Object Detection on the Raspberry Pi 5
Background
I recently configured some Raspberry Pi 5’s to run USB cameras and capture video throughout the day. The video segments are stored on the Pi in a m3u8 playlist which allows me to embed them on my Grafana dashboard. I wanted to keep at least a days worth of video as it would give me plenty of time to catch up on any events in the backyard while I was away. Also, there are some neighborhood cats that frequently move around at night and I was hoping to catch them when they turn on the motion sensitive lights.
Navigating 24+ hours of video on tiny slider is quite difficult. Seeking to the exact points when my lights are on (for 15 seconds!) is even more difficult. After setting up only the camera video stream, I wanted to add some sort of object detection. After tuning ffmpeg, I knew I was pressed for resourced and was quite optimistic that I would find something to run on the RPi5. I knew there were a new class of models designed for phones. Google’s answer to this sort of product is MediaPipe though it seems to have a pretty wide range of solutions. They have a pretty simple tutorial so it is easy to get started.

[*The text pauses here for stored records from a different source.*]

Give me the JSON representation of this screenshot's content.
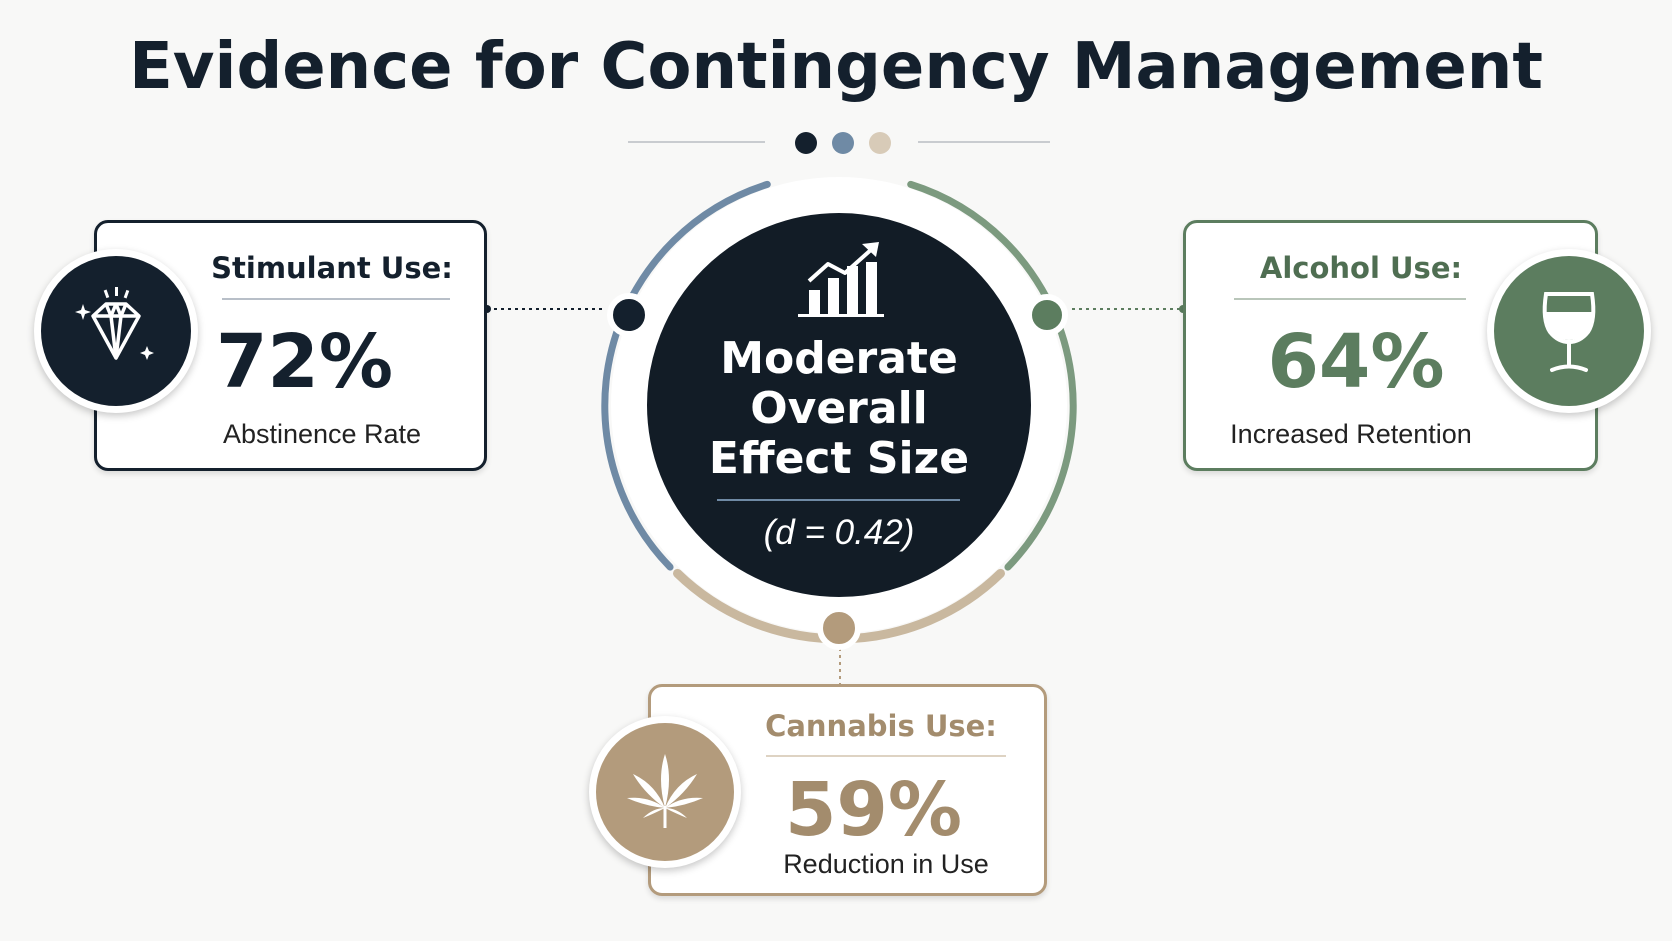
{
  "title": "Evidence for Contingency Management",
  "colors": {
    "navy": "#14202d",
    "blue": "#6f8aa5",
    "green": "#5c7d5f",
    "tan": "#b39b7c",
    "line": "#c9ccd0"
  },
  "center": {
    "icon": "bar-chart-rising-icon",
    "headline": [
      "Moderate",
      "Overall",
      "Effect Size"
    ],
    "stat": "(d = 0.42)"
  },
  "cards": [
    {
      "id": "stimulant",
      "label": "Stimulant Use:",
      "value": "72%",
      "description": "Abstinence Rate",
      "icon": "diamond-icon",
      "color": "#14202d"
    },
    {
      "id": "alcohol",
      "label": "Alcohol Use:",
      "value": "64%",
      "description": "Increased Retention",
      "icon": "wine-glass-icon",
      "color": "#5c7d5f"
    },
    {
      "id": "cannabis",
      "label": "Cannabis Use:",
      "value": "59%",
      "description": "Reduction in Use",
      "icon": "cannabis-leaf-icon",
      "color": "#b39b7c"
    }
  ]
}
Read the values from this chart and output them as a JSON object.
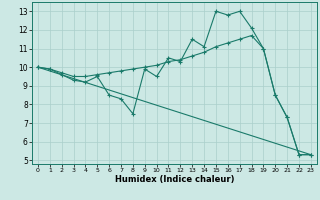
{
  "title": "",
  "xlabel": "Humidex (Indice chaleur)",
  "xlim": [
    -0.5,
    23.5
  ],
  "ylim": [
    4.8,
    13.5
  ],
  "xticks": [
    0,
    1,
    2,
    3,
    4,
    5,
    6,
    7,
    8,
    9,
    10,
    11,
    12,
    13,
    14,
    15,
    16,
    17,
    18,
    19,
    20,
    21,
    22,
    23
  ],
  "yticks": [
    5,
    6,
    7,
    8,
    9,
    10,
    11,
    12,
    13
  ],
  "bg_color": "#cce8e4",
  "grid_color": "#aacfcb",
  "line_color": "#1a7a6a",
  "line1_x": [
    0,
    1,
    2,
    3,
    4,
    5,
    6,
    7,
    8,
    9,
    10,
    11,
    12,
    13,
    14,
    15,
    16,
    17,
    18,
    19,
    20,
    21,
    22,
    23
  ],
  "line1_y": [
    10.0,
    9.9,
    9.6,
    9.3,
    9.2,
    9.5,
    8.5,
    8.3,
    7.5,
    9.9,
    9.5,
    10.5,
    10.3,
    11.5,
    11.1,
    13.0,
    12.8,
    13.0,
    12.1,
    11.0,
    8.5,
    7.3,
    5.3,
    5.3
  ],
  "line2_x": [
    0,
    1,
    2,
    3,
    4,
    5,
    6,
    7,
    8,
    9,
    10,
    11,
    12,
    13,
    14,
    15,
    16,
    17,
    18,
    19,
    20,
    21,
    22,
    23
  ],
  "line2_y": [
    10.0,
    9.9,
    9.7,
    9.5,
    9.5,
    9.6,
    9.7,
    9.8,
    9.9,
    10.0,
    10.1,
    10.3,
    10.4,
    10.6,
    10.8,
    11.1,
    11.3,
    11.5,
    11.7,
    11.0,
    8.5,
    7.3,
    5.3,
    5.3
  ],
  "line3_x": [
    0,
    23
  ],
  "line3_y": [
    10.0,
    5.3
  ],
  "figsize": [
    3.2,
    2.0
  ],
  "dpi": 100
}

I downloaded this recommended model: (int8 Model Used)
Implementation
I wanted to use the m3u8 stream as input instead of the camera device itself so that the detection service could potentially be run on a better device. This also let me develop the service on my desktop’s docker instance instead of developing on the Raspberry Pi itself. It turns out that OpenCV can use m3u8 streams as input to cv2.VideoCapture(...)

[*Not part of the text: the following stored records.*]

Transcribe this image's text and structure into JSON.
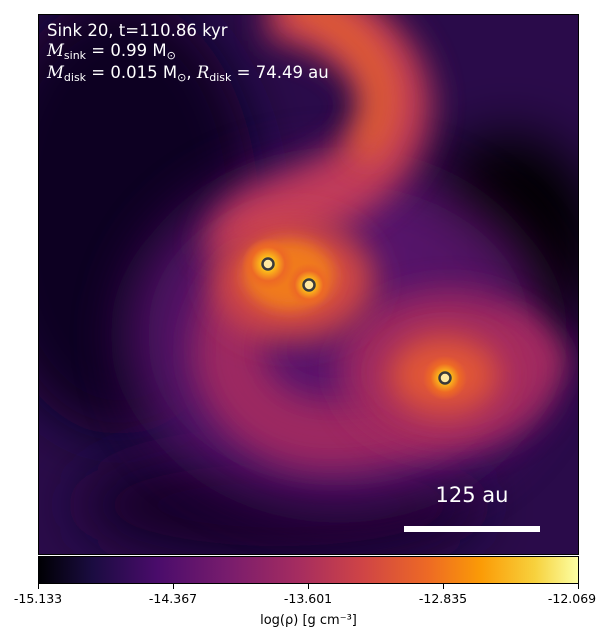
{
  "annotation": {
    "line1": "Sink 20, t=110.86 kyr",
    "line2_symbol": "M",
    "line2_sub": "sink",
    "line2_value": " = 0.99 M",
    "line2_unit_sub": "⊙",
    "line3_symbol": "M",
    "line3_sub": "disk",
    "line3_value": " = 0.015 M",
    "line3_unit_sub": "⊙",
    "line3_sep": ", ",
    "line3_symbol2": "R",
    "line3_sub2": "disk",
    "line3_value2": " = 74.49 au"
  },
  "scalebar": {
    "label": "125 au"
  },
  "colorbar": {
    "label": "log(ρ) [g cm⁻³]",
    "ticks": [
      "-15.133",
      "-14.367",
      "-13.601",
      "-12.835",
      "-12.069"
    ],
    "range": [
      -15.133,
      -12.069
    ],
    "colormap": "inferno"
  },
  "sinks": {
    "count": 3,
    "marker_fill": "#ffe9a0",
    "marker_stroke": "#3a3a3a"
  },
  "colors": {
    "background_dark": "#000004",
    "dense_gas": "#fcffa4",
    "arm": "#ed6925"
  }
}
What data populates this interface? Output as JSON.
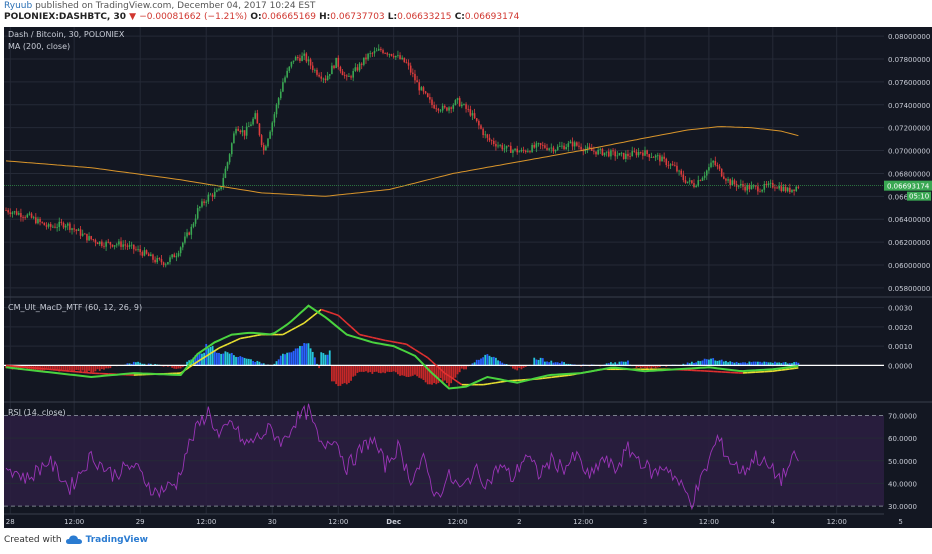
{
  "header": {
    "author": "Ryuub",
    "published_text": "published on TradingView.com, December 04, 2017 10:24 EST",
    "symbol": "POLONIEX:DASHBTC, 30",
    "change": "−0.00081662 (−1.21%)",
    "open_label": "O:",
    "open": "0.06665169",
    "high_label": "H:",
    "high": "0.06737703",
    "low_label": "L:",
    "low": "0.06633215",
    "close_label": "C:",
    "close": "0.06693174"
  },
  "footer": {
    "created_with": "Created with",
    "brand": "TradingView"
  },
  "colors": {
    "background": "#131722",
    "grid": "#252a37",
    "up": "#3aa853",
    "down": "#dd3d3d",
    "ma": "#d9952b",
    "macd_fast": "#4ad33f",
    "macd_slow_down": "#e03030",
    "macd_slow_up": "#e8e030",
    "hist_pos": "#2962ff",
    "hist_pos_light": "#26c6da",
    "hist_neg": "#c62828",
    "rsi": "#9b35b8",
    "rsi_band": "#2d1f42"
  },
  "chart_data": [
    {
      "type": "candlestick",
      "title": "Dash / Bitcoin, 30, POLONIEX",
      "indicator": "MA (200, close)",
      "last_price": "0.06693174",
      "countdown": "05:10",
      "ylim": [
        0.0572,
        0.0808
      ],
      "y_ticks": [
        "0.08000000",
        "0.07800000",
        "0.07600000",
        "0.07400000",
        "0.07200000",
        "0.07000000",
        "0.06800000",
        "0.06600000",
        "0.06400000",
        "0.06200000",
        "0.06000000",
        "0.05800000"
      ],
      "y_tick_values": [
        0.08,
        0.078,
        0.076,
        0.074,
        0.072,
        0.07,
        0.068,
        0.066,
        0.064,
        0.062,
        0.06,
        0.058
      ],
      "close_anchors": [
        [
          0,
          0.0648
        ],
        [
          10,
          0.0643
        ],
        [
          20,
          0.0633
        ],
        [
          28,
          0.0636
        ],
        [
          38,
          0.0624
        ],
        [
          45,
          0.0619
        ],
        [
          55,
          0.0618
        ],
        [
          65,
          0.061
        ],
        [
          70,
          0.0604
        ],
        [
          75,
          0.0602
        ],
        [
          80,
          0.061
        ],
        [
          87,
          0.0632
        ],
        [
          90,
          0.0648
        ],
        [
          95,
          0.066
        ],
        [
          100,
          0.0664
        ],
        [
          104,
          0.069
        ],
        [
          108,
          0.0722
        ],
        [
          112,
          0.0715
        ],
        [
          117,
          0.073
        ],
        [
          121,
          0.07
        ],
        [
          125,
          0.0725
        ],
        [
          130,
          0.076
        ],
        [
          135,
          0.078
        ],
        [
          140,
          0.0782
        ],
        [
          145,
          0.077
        ],
        [
          150,
          0.0763
        ],
        [
          155,
          0.0778
        ],
        [
          160,
          0.0762
        ],
        [
          165,
          0.0772
        ],
        [
          170,
          0.0783
        ],
        [
          176,
          0.0788
        ],
        [
          182,
          0.0784
        ],
        [
          188,
          0.0776
        ],
        [
          194,
          0.0755
        ],
        [
          200,
          0.074
        ],
        [
          206,
          0.0736
        ],
        [
          212,
          0.0743
        ],
        [
          218,
          0.0733
        ],
        [
          226,
          0.071
        ],
        [
          234,
          0.0702
        ],
        [
          242,
          0.0699
        ],
        [
          250,
          0.0704
        ],
        [
          258,
          0.0702
        ],
        [
          266,
          0.0706
        ],
        [
          274,
          0.07
        ],
        [
          282,
          0.0698
        ],
        [
          290,
          0.0695
        ],
        [
          298,
          0.0699
        ],
        [
          306,
          0.0694
        ],
        [
          314,
          0.0685
        ],
        [
          318,
          0.0675
        ],
        [
          323,
          0.067
        ],
        [
          328,
          0.068
        ],
        [
          332,
          0.069
        ],
        [
          336,
          0.068
        ],
        [
          340,
          0.0672
        ],
        [
          347,
          0.0668
        ],
        [
          354,
          0.0667
        ],
        [
          361,
          0.067
        ],
        [
          367,
          0.0665
        ],
        [
          372,
          0.0669
        ]
      ],
      "ma_anchors": [
        [
          0,
          0.0691
        ],
        [
          40,
          0.0685
        ],
        [
          80,
          0.0675
        ],
        [
          120,
          0.0663
        ],
        [
          150,
          0.066
        ],
        [
          180,
          0.0666
        ],
        [
          210,
          0.068
        ],
        [
          240,
          0.069
        ],
        [
          270,
          0.07
        ],
        [
          300,
          0.0711
        ],
        [
          320,
          0.0718
        ],
        [
          335,
          0.0721
        ],
        [
          350,
          0.072
        ],
        [
          364,
          0.0717
        ],
        [
          374,
          0.0712
        ]
      ],
      "n_candles": 373
    },
    {
      "type": "macd",
      "title": "CM_Ult_MacD_MTF (60, 12, 26, 9)",
      "ylim": [
        -0.0019,
        0.0035
      ],
      "y_ticks": [
        "0.0030",
        "0.0020",
        "0.0010",
        "0.0000"
      ],
      "y_tick_values": [
        0.003,
        0.002,
        0.001,
        0.0
      ],
      "fast_anchors": [
        [
          0,
          -0.0001
        ],
        [
          40,
          -0.0006
        ],
        [
          60,
          -0.0004
        ],
        [
          82,
          -0.0005
        ],
        [
          90,
          0.0006
        ],
        [
          98,
          0.0012
        ],
        [
          106,
          0.0016
        ],
        [
          115,
          0.0017
        ],
        [
          125,
          0.0016
        ],
        [
          133,
          0.0022
        ],
        [
          142,
          0.0031
        ],
        [
          150,
          0.0025
        ],
        [
          160,
          0.0016
        ],
        [
          172,
          0.0012
        ],
        [
          182,
          0.001
        ],
        [
          192,
          0.0005
        ],
        [
          200,
          -0.0004
        ],
        [
          208,
          -0.0012
        ],
        [
          216,
          -0.0011
        ],
        [
          226,
          -0.0006
        ],
        [
          240,
          -0.0009
        ],
        [
          255,
          -0.0005
        ],
        [
          270,
          -0.0004
        ],
        [
          285,
          -0.0001
        ],
        [
          300,
          -0.0003
        ],
        [
          315,
          -0.0002
        ],
        [
          330,
          -0.0001
        ],
        [
          345,
          -0.0003
        ],
        [
          360,
          -0.0002
        ],
        [
          374,
          0.0
        ]
      ],
      "slow_anchors": [
        [
          0,
          0.0
        ],
        [
          40,
          -0.0004
        ],
        [
          60,
          -0.0005
        ],
        [
          82,
          -0.0004
        ],
        [
          90,
          0.0002
        ],
        [
          100,
          0.0009
        ],
        [
          110,
          0.0014
        ],
        [
          120,
          0.0016
        ],
        [
          130,
          0.0016
        ],
        [
          140,
          0.0022
        ],
        [
          148,
          0.0029
        ],
        [
          156,
          0.0026
        ],
        [
          166,
          0.0016
        ],
        [
          178,
          0.0013
        ],
        [
          188,
          0.0011
        ],
        [
          198,
          0.0004
        ],
        [
          206,
          -0.0004
        ],
        [
          214,
          -0.001
        ],
        [
          224,
          -0.001
        ],
        [
          236,
          -0.0008
        ],
        [
          250,
          -0.0007
        ],
        [
          265,
          -0.0005
        ],
        [
          280,
          -0.0002
        ],
        [
          296,
          -0.0002
        ],
        [
          312,
          -0.0002
        ],
        [
          330,
          -0.0003
        ],
        [
          345,
          -0.0004
        ],
        [
          360,
          -0.0003
        ],
        [
          374,
          -0.0001
        ]
      ],
      "hist_peaks": [
        [
          96,
          0.0012
        ],
        [
          104,
          0.0008
        ],
        [
          110,
          0.0006
        ],
        [
          150,
          0.0008
        ],
        [
          205,
          -0.001
        ],
        [
          250,
          0.0004
        ],
        [
          290,
          0.0003
        ],
        [
          330,
          0.0004
        ],
        [
          356,
          0.0002
        ]
      ]
    },
    {
      "type": "line",
      "title": "RSI (14, close)",
      "ylim": [
        26.5,
        75.5
      ],
      "y_ticks": [
        "70.0000",
        "60.0000",
        "50.0000",
        "40.0000",
        "30.0000"
      ],
      "y_tick_values": [
        70,
        60,
        50,
        40,
        30
      ],
      "band": [
        30,
        70
      ],
      "rsi_anchors": [
        [
          0,
          48
        ],
        [
          10,
          42
        ],
        [
          20,
          50
        ],
        [
          30,
          38
        ],
        [
          40,
          52
        ],
        [
          50,
          44
        ],
        [
          60,
          48
        ],
        [
          70,
          36
        ],
        [
          80,
          40
        ],
        [
          85,
          55
        ],
        [
          90,
          65
        ],
        [
          95,
          72
        ],
        [
          100,
          60
        ],
        [
          106,
          67
        ],
        [
          112,
          57
        ],
        [
          118,
          60
        ],
        [
          124,
          64
        ],
        [
          130,
          58
        ],
        [
          136,
          68
        ],
        [
          142,
          72
        ],
        [
          148,
          56
        ],
        [
          154,
          61
        ],
        [
          160,
          47
        ],
        [
          166,
          54
        ],
        [
          172,
          60
        ],
        [
          178,
          48
        ],
        [
          184,
          56
        ],
        [
          190,
          42
        ],
        [
          196,
          50
        ],
        [
          202,
          34
        ],
        [
          208,
          43
        ],
        [
          214,
          37
        ],
        [
          220,
          46
        ],
        [
          226,
          40
        ],
        [
          232,
          48
        ],
        [
          238,
          42
        ],
        [
          244,
          53
        ],
        [
          250,
          44
        ],
        [
          256,
          50
        ],
        [
          262,
          47
        ],
        [
          268,
          52
        ],
        [
          274,
          42
        ],
        [
          280,
          51
        ],
        [
          286,
          46
        ],
        [
          292,
          55
        ],
        [
          298,
          50
        ],
        [
          304,
          44
        ],
        [
          310,
          48
        ],
        [
          316,
          40
        ],
        [
          322,
          32
        ],
        [
          328,
          45
        ],
        [
          334,
          60
        ],
        [
          340,
          50
        ],
        [
          346,
          45
        ],
        [
          352,
          52
        ],
        [
          358,
          47
        ],
        [
          364,
          42
        ],
        [
          370,
          51
        ],
        [
          374,
          52
        ]
      ]
    }
  ],
  "x_axis": {
    "ticks": [
      {
        "label": "28",
        "idx": 2
      },
      {
        "label": "12:00",
        "idx": 32
      },
      {
        "label": "29",
        "idx": 63
      },
      {
        "label": "12:00",
        "idx": 94
      },
      {
        "label": "30",
        "idx": 125
      },
      {
        "label": "12:00",
        "idx": 156
      },
      {
        "label": "Dec",
        "idx": 182
      },
      {
        "label": "12:00",
        "idx": 212
      },
      {
        "label": "2",
        "idx": 241
      },
      {
        "label": "12:00",
        "idx": 271
      },
      {
        "label": "3",
        "idx": 300
      },
      {
        "label": "12:00",
        "idx": 330
      },
      {
        "label": "4",
        "idx": 360
      },
      {
        "label": "12:00",
        "idx": 390
      },
      {
        "label": "5",
        "idx": 420
      }
    ]
  }
}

so this turned out to be quite easy to get it working. However, I soon found out that the detection algorithm is quite slow and I could see the segments that were fetched would slowly be farther behind the “latest” in the playlist. Because my playlist stores so many segments, there is no error fetching an old or deleted segment (at least for the immediate several hours). I then added the following features to my image detector service:
- a Prometheus histogram to measure the duration of a detection call
- a feedback loop to use the duration of the detection to limit the times a detect is called
dividing the sum by counts, I can see that the higher res camera (1920x1080 = 2,073,600 pixels) runs about 260 ms and the lower res camera (1280x720 = 921,600 pixels) runs at about 220 ms. Given that the timing is relatively similar for a picture twice as large, I do wonder how much of the overhead is from running Python instead of running a C++ version of the service. I am currently using the following CPU config in docker compose:
cpu_count: 1
cpus: "1"
cpuset: "1"
ffmpeg is run with a similar config but with separate cpuset and 2 cpus.
Quality of Detections
The final thing to note is the quality of the detections. Now, this task is quite ambiguous as there are clearly many things in each picture. Should the door be annotated? The wooden pole? The deck? Overall, the detector worked quite well when I was testing and it is suitable for detecting people. With awkward camera placements or obstructed viewing, I think this detector might not perform as well.

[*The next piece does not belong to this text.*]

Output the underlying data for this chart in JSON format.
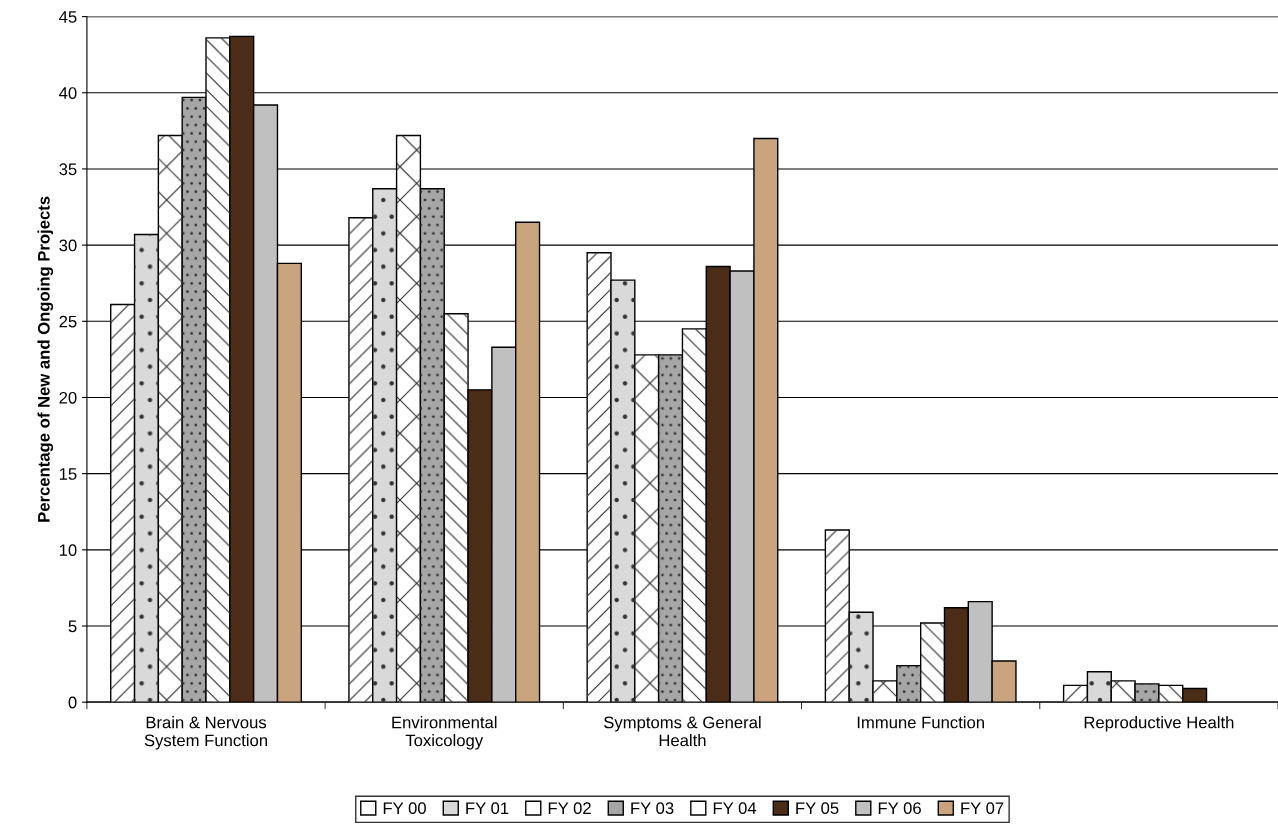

Note: I also did not set up the detector to run in video mode or in stream mode. I don’t know much about the internals of the model or if the difference between frames is accounted for in either mode.
Moreover, the detector failed to detect obstructed movements of cats (false positive)
Here are some recent examples of the “false negatives”:
Given that the detection results are not quite desirable, I have a few options:
- add detection filters to ignore “false” detections (I’ve also had “refrigerator” and “table” labels appear)
- increase the detection threshold (which might ignore obstructed / less confident readings of desirable objects)
- experiment with other models or other running modes
- implement a simpler “detection” function (like distributions of RGB values across various subsections of the image)
Given that the content in the frame is relatively similar frame to frame, option 3 might be viable. If I had a noisier image (like a busy street), I probably would be forced to tune the model or go with 1, 2, or 3.
Wrapping Up
While the project isn’t complete just yet, I’ll release this post to get this information out there. I think there may be several attempts at getting this working so it might be better to keep this one short if the next one ends up being longer.